The 31-year-old clinical nurse specialist from St George Hospital pledged her workmates were in the campaign for the long haul.

Gay took the youngest of his five kids on stage. Little Madeleine said the reception for her Dad had been "scary but good".

The 25-year construction industry veteran was moved by the support of other workers for the predicament his workmates are om, with a special police force monitoring their moves, and fines and prison sentences hanging over any effort to improve wages or conditions.

Gay reckons the Prime Minister might have made a crucial mistake by spreading his attack too wide in a bid to be remembered as an Antipodean Margaret Thatcher.

"It's come to light in the last few months that it's not just building workers he is after, it's all of us," Gay said.

"It's going to be a long battle but there is a real sense of co-operation and support

"Poor old John Howard tried to set himself up as a Lion Heart but more and more people realise his is a lying bastard."

Along with Rebecca Powells; Paul Walsh; Tanya Barton, Lisa Burns, Coral Lovett, Dave Morris, Mark Supple and Jeff Pearson they put human faces on complex issues.

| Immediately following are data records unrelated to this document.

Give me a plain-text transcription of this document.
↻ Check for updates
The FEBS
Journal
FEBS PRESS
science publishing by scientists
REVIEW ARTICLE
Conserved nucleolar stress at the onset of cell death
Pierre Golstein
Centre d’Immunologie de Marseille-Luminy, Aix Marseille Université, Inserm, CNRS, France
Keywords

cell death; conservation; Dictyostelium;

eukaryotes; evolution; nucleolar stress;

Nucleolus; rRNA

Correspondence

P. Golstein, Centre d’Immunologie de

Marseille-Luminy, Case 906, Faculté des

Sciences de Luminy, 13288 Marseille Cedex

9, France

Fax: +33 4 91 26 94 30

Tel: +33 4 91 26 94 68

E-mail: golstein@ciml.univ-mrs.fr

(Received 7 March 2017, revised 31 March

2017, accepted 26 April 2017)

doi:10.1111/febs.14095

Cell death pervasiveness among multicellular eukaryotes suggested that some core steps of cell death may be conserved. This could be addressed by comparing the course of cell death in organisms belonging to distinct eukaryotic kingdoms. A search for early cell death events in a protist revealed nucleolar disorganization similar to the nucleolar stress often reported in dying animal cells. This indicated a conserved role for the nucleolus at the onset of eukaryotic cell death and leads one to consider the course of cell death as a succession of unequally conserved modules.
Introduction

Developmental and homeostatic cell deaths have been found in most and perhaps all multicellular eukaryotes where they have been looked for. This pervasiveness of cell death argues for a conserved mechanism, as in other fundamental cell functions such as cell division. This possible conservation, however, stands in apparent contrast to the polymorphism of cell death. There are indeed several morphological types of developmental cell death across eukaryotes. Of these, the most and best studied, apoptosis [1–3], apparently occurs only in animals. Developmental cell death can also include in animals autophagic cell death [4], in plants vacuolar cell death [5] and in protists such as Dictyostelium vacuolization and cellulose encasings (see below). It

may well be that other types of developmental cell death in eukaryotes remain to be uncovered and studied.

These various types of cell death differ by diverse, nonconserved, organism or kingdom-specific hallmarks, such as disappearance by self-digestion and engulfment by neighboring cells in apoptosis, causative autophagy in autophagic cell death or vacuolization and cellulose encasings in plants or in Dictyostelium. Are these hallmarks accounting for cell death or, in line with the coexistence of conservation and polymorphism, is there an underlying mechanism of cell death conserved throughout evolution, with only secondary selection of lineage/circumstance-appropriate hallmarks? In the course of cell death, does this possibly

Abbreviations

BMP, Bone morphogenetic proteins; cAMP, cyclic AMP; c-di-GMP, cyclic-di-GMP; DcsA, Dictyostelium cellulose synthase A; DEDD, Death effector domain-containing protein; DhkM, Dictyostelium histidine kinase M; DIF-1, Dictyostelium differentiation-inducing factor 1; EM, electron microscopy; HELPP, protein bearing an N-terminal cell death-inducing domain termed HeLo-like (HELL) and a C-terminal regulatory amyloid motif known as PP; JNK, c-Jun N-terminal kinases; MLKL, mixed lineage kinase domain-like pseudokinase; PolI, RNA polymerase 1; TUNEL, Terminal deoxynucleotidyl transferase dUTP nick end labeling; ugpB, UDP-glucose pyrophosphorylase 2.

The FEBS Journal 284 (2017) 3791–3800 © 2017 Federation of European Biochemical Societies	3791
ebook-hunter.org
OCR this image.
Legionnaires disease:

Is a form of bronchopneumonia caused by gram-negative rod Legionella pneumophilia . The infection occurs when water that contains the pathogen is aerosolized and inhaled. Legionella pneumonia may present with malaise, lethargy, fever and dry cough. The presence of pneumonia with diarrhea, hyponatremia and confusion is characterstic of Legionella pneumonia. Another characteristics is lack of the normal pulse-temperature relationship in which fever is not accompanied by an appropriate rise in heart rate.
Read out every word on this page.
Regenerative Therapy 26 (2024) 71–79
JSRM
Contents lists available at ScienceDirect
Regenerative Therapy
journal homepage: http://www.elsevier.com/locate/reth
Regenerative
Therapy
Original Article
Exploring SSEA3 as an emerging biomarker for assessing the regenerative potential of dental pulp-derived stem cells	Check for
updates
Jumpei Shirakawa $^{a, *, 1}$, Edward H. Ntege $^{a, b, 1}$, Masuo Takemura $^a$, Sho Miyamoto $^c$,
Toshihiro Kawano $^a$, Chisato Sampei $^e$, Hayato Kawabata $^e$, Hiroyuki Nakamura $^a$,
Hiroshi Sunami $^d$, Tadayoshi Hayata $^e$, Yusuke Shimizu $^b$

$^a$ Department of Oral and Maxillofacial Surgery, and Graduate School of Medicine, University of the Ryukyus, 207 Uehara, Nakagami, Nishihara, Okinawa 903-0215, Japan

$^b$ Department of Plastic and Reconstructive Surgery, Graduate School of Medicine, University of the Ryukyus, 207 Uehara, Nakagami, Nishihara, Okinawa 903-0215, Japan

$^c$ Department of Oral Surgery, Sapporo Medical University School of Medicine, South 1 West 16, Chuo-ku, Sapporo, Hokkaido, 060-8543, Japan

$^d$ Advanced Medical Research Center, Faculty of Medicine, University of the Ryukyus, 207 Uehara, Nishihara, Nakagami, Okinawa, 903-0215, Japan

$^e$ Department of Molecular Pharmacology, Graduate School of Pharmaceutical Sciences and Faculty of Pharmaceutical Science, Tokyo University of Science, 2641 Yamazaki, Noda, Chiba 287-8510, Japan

Morris, a railway worker with a big hat and a beard that makes him look a cross between Santa Claus and Karl Marx, drew a particularly enthusiastic response.

Their experiences were beamed simultaneously to more than 220 venues across the state - from Broken Hill to Tweed Heads, and Eden in the south.

They were centre stage in front of thousands at Newcastle and Wollongong and just eight hardy souls at tiny Werris Creek.

In hosting the presentation, Robertson was firm about the NSW strategy.

This battle, he argued, is about workers, union and non-union, their families, their workplaces, their communities and the shape of Australia for generations to come.

It will be won, he suggested, not by a general strike but by earning confidence and support in all those places, and more.

Workers, he said, were taking their messages to schools and churches, organising barbecues, and turning commuter carriages into discussion groups.

Robertson ruled nothing out, conceding industrial action will play a role as communities mobilise against companies that use Howard's blank cheque to "screw our mates".

"We will have people outside their gates within hours," Robertson pledged. "We will be naming them and shaming them and calling for consumer boycotts."

It was a campaign launch with a difference. The video links and slick presentation complemented, rather than contrasted, the previous day's news footage of 120,000 marchers bringing gridlock to central Melbourne.

There was almost a religious flavour to the start of proceedings as Robertson urged those in the Town Hall to turn around and greet the people behind them, swap names and a bit of information about where they worked.

In concluding, he said it was those bonds that would drive the NSW campaign.

And what about the weather? Eight days of torrential rain had cleared overnight to a brilliantly sunny day and temperatures pushing on for 20 degrees. Best to leave the implications of that to Rev Kev and the clerics, already squaring off over the meaning of family values.

When 20,000 spilled out of Sydney's Town Hall and environs to stretch their legs on a stroll down the Hungry Mile they were reminded that traditional methods still have their place.

Maritime workers on Chris Corrigan's docks had set up their own big screen, showing graphic scenes of goons, mercenaries and attack dogs trying to take their jobs, seven years ago.

A number had decided to give their poodles and terriers an outing for the occasion.

It was suggested to one proud handler that his canine was a bit smaller than those Howard had ushered onto the waterfront.

"Yeah mate, but he's just as bloody as useless," he grinned.

At Sydney's iconic harbour bridge marchers roared their approval as bridge workers unveiled a giant Rights At Work placard on the southern pylon - slap bang in the eyeline of the little bloke who lives at Kirribilli House.